I am trying to find a general solution of integrals with the following form $$I= \int_{-\infty}^{\infty}\frac{e^{-(x-\mu)^2/\sigma^2}}{(1+a x^2)^b} dx$$ where $\{a,b,\mu, \sigma\}\in\mathbb{R}$, $a,b,\sigma>0 $ and $-\infty <\mu< \infty $. I tried to write $\frac{1}{(1+a x^2)^b}$ as a series expantion using the hypergeometric function 2F1 definition as $$\frac{1}{(1+a x^2)^b}={}_2F_1(1,b;1;-ax^2)= \sum_{k=0}^{\infty}\frac{(r)_k}{k!}(-ax^2)^{-k}$$ but later i figured out that this expansion is convergent only for $|ax^2|<1$, therefore this approach is not applicable.
Could you help me to find an approach to solve such integral or to find an a convergent expansion for $\frac{1}{(1+a x^2)^b}$?

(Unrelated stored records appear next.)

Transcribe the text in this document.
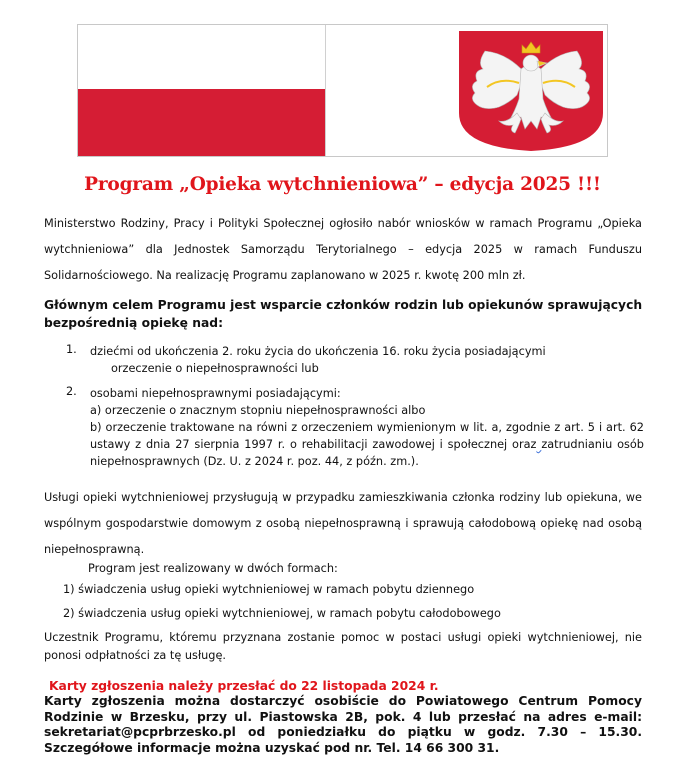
Program „Opieka wytchnieniowa” – edycja 2025 !!!
Ministerstwo Rodziny, Pracy i Polityki Społecznej ogłosiło nabór wniosków w ramach Programu „Opieka wytchnieniowa” dla Jednostek Samorządu Terytorialnego – edycja 2025 w ramach Funduszu Solidarnościowego. Na realizację Programu zaplanowano w 2025 r. kwotę 200 mln zł.
Głównym celem Programu jest wsparcie członków rodzin lub opiekunów sprawujących bezpośrednią opiekę nad:
1. dziećmi od ukończenia 2. roku życia do ukończenia 16. roku życia posiadającymi
orzeczenie o niepełnosprawności lub
2. osobami niepełnosprawnymi posiadającymi:
a) orzeczenie o znacznym stopniu niepełnosprawności albo
b) orzeczenie traktowane na równi z orzeczeniem wymienionym w lit. a, zgodnie z art. 5 i art. 62 ustawy z dnia 27 sierpnia 1997 r. o rehabilitacji zawodowej i społecznej oraz zatrudnianiu osób niepełnosprawnych (Dz. U. z 2024 r. poz. 44, z późn. zm.).
Usługi opieki wytchnieniowej przysługują w przypadku zamieszkiwania członka rodziny lub opiekuna, we wspólnym gospodarstwie domowym z osobą niepełnosprawną i sprawują całodobową opiekę nad osobą niepełnosprawną.
Program jest realizowany w dwóch formach:
1) świadczenia usług opieki wytchnieniowej w ramach pobytu dziennego
2) świadczenia usług opieki wytchnieniowej, w ramach pobytu całodobowego
Uczestnik Programu, któremu przyznana zostanie pomoc w postaci usługi opieki wytchnieniowej, nie ponosi odpłatności za tę usługę.
Karty zgłoszenia należy przesłać do 22 listopada 2024 r.
Karty zgłoszenia można dostarczyć osobiście do Powiatowego Centrum Pomocy Rodzinie w Brzesku, przy ul. Piastowska 2B, pok. 4 lub przesłać na adres e-mail: sekretariat@pcprbrzesko.pl od poniedziałku do piątku w godz. 7.30 – 15.30. Szczegółowe informacje można uzyskać pod nr. Tel. 14 66 300 31.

If you want to do the expansion into a hypergeometric function, you can use the following way to handle the convergence. Basically, you get to do twice the amount of calculations. Set $y=ax^2$ for the moment, then
$\frac{1}{(1+y)^b} = \frac{1}{y^b}\frac{1}{(1+y^{-1})^b} = \frac{1}{y^b}{}_2F_{1}(b;;-y^{-1}) = \frac{1}{(ax^2)^b}{}_2F_{1}(b;;-(ax^2)^{-1})$
So this converges for $|ax^2|>1$. You have to check $|ax^2|=1$ separately.
I haven't though through if it is a good way to evaluate the integral though...